Tamu Agung (Exalted Guest) is a 1955 Indonesian dramatic comedy film directed by Usmar Ismail. It stars Cassin Abbas, Nina Amora, M. Pandji Anom, and Chitra Dewi. The satirical political comedy, about the anticipation of the visit of a dignitary to a small isolated village in East Java, was critically acclaimed, although it was disliked by the government. The film, produced under the Perfini banner, was shot by cinematographer Max Tera. This movie is set in the modern day (the 1950s).

==Plot==
The village of Sukaslamet is scheduled to receive an honoured guest from afar. Midi, a villager, is sent to the city to escort him. Distracted and confused by the lively city, Midi comes across a salesman offering a "potent" hair-growing tonic, which – unknown to Midi – is actually ineffective. To speed the onset of the tonic's effects, Midi arranges for a car to take him and the salesman back to Sukaslamet. There, the salesman is welcomed as the honored guest, and he takes advantage of the warm welcome. However, his fun is cut short when the actual guest arrives in the village, and the salesman is driven out of the village.

==Production==
Tamu Agung was directed by Usmar Ismail for his company Perfini; Misbach Yusa Biran served as assistant director. Cinematography of this black-and-white film was completed by Max Tera, with R Husein as a second cameraman. Artistic direction was handled by R Hibnu DJ, Ardi Ahmad, and Djajeng Winoto, with make-up by Hanida Arifin. Music was provided by Sjaiful Bachri. Soemardjono served as editor, with Janis Badar as his assistant.

The film starred Cassin Abbas, Nina Amora, M. Pandji Anom, Chitra Dewi, Kuntjung, Tina Melinda, Hassan Sanusi, Sulastri, and Udjang.

==Reception==
Tamu Agung was a commercial failure upon release on 21 May 1955, making only Rp. 147,301 during its run, the lowest of any Perfini production to that point. However, it received considerable acclaim from critics, and although it was frowned upon by Sukarno's government, they did not ban it. The film was screened at the 1956 Asia Film Festival in Hong Kong, winning Best Comedy.
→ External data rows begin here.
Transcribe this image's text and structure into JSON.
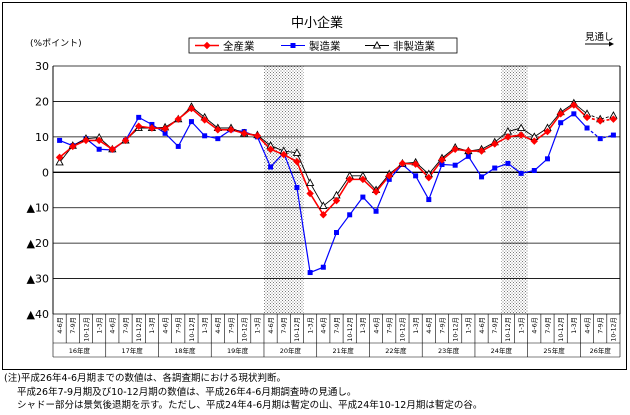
{
  "chart_data": {
    "type": "line",
    "title": "中小企業",
    "ylabel": "(%ポイント)",
    "ylim": [
      -40,
      30
    ],
    "yticks": [
      30,
      20,
      10,
      0,
      -10,
      -20,
      -30,
      -40
    ],
    "ytick_labels": [
      "30",
      "20",
      "10",
      "0",
      "▲10",
      "▲20",
      "▲30",
      "▲40"
    ],
    "grid": "horizontal",
    "legend_position": "top-center",
    "categories": [
      "4-6月",
      "7-9月",
      "10-12月",
      "1-3月",
      "4-6月",
      "7-9月",
      "10-12月",
      "1-3月",
      "4-6月",
      "7-9月",
      "10-12月",
      "1-3月",
      "4-6月",
      "7-9月",
      "10-12月",
      "1-3月",
      "4-6月",
      "7-9月",
      "10-12月",
      "1-3月",
      "4-6月",
      "7-9月",
      "10-12月",
      "1-3月",
      "4-6月",
      "7-9月",
      "10-12月",
      "1-3月",
      "4-6月",
      "7-9月",
      "10-12月",
      "1-3月",
      "4-6月",
      "7-9月",
      "10-12月",
      "1-3月",
      "4-6月",
      "7-9月",
      "10-12月",
      "1-3月",
      "4-6月",
      "7-9月",
      "10-12月"
    ],
    "fiscal_years": [
      {
        "label": "16年度",
        "start": 0,
        "end": 3
      },
      {
        "label": "17年度",
        "start": 4,
        "end": 7
      },
      {
        "label": "18年度",
        "start": 8,
        "end": 11
      },
      {
        "label": "19年度",
        "start": 12,
        "end": 15
      },
      {
        "label": "20年度",
        "start": 16,
        "end": 19
      },
      {
        "label": "21年度",
        "start": 20,
        "end": 23
      },
      {
        "label": "22年度",
        "start": 24,
        "end": 27
      },
      {
        "label": "23年度",
        "start": 28,
        "end": 31
      },
      {
        "label": "24年度",
        "start": 32,
        "end": 35
      },
      {
        "label": "25年度",
        "start": 36,
        "end": 39
      },
      {
        "label": "26年度",
        "start": 40,
        "end": 42
      }
    ],
    "shaded_ranges": [
      [
        16,
        18
      ],
      [
        34,
        35
      ]
    ],
    "forecast_start_index": 41,
    "forecast_label": "見通し",
    "series": [
      {
        "name": "全産業",
        "color": "#ff0000",
        "marker": "diamond",
        "values": [
          4.2,
          7.3,
          9.0,
          9.0,
          6.5,
          9.0,
          13.0,
          12.5,
          12.3,
          15.0,
          18.0,
          14.8,
          12.0,
          12.0,
          11.0,
          10.3,
          6.5,
          5.0,
          3.0,
          -6.0,
          -12.0,
          -8.0,
          -2.0,
          -2.0,
          -5.5,
          -1.0,
          2.5,
          2.3,
          -1.5,
          3.5,
          6.5,
          6.0,
          6.0,
          8.0,
          10.0,
          10.5,
          8.8,
          11.5,
          16.5,
          19.0,
          15.5,
          14.5,
          15.0
        ]
      },
      {
        "name": "製造業",
        "color": "#0000ff",
        "marker": "square",
        "values": [
          9.0,
          7.5,
          9.5,
          6.5,
          6.3,
          9.0,
          15.5,
          13.5,
          11.0,
          7.3,
          14.3,
          10.3,
          9.5,
          12.0,
          11.5,
          10.0,
          1.5,
          5.5,
          -4.3,
          -28.3,
          -26.8,
          -17.0,
          -12.0,
          -7.0,
          -11.0,
          -2.0,
          2.2,
          -1.0,
          -7.7,
          2.2,
          2.0,
          4.5,
          -1.3,
          1.2,
          2.5,
          -0.3,
          0.5,
          3.8,
          14.0,
          16.5,
          12.5,
          9.5,
          10.5
        ]
      },
      {
        "name": "非製造業",
        "color": "#000000",
        "marker": "triangle",
        "values": [
          2.8,
          7.5,
          9.5,
          9.8,
          6.5,
          9.0,
          12.5,
          12.5,
          12.7,
          15.0,
          18.5,
          15.5,
          12.5,
          12.5,
          11.0,
          10.5,
          7.5,
          6.0,
          5.5,
          -3.0,
          -9.5,
          -6.5,
          -1.0,
          -1.0,
          -5.0,
          -0.5,
          2.5,
          2.8,
          -0.5,
          4.0,
          7.0,
          6.0,
          6.5,
          8.5,
          11.5,
          12.5,
          10.0,
          12.5,
          17.0,
          19.5,
          16.5,
          15.0,
          16.0
        ]
      }
    ]
  },
  "notes": [
    "(注)平成26年4-6月期までの数値は、各調査期における現状判断。",
    "平成26年7-9月期及び10-12月期の数値は、平成26年4-6月期調査時の見通し。",
    "シャドー部分は景気後退期を示す。ただし、平成24年4-6月期は暫定の山、平成24年10-12月期は暫定の谷。"
  ]
}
Monash University writes that the film "brilliantly interweaves modern political discourse (including a militant feminism that appears to have emerged with the Indonesian revolution) with archaic Javanese rhetoric, taken from the narratives of the Wayang (traditional Javanese shadow play)." Author William Van der Heide considers the film to have an ideological view of development, and notes that the film delivers a scathing critique of government corruption and party politics and that the "exalted guest" is in fact a "little-disguised caricature of President Sukarno".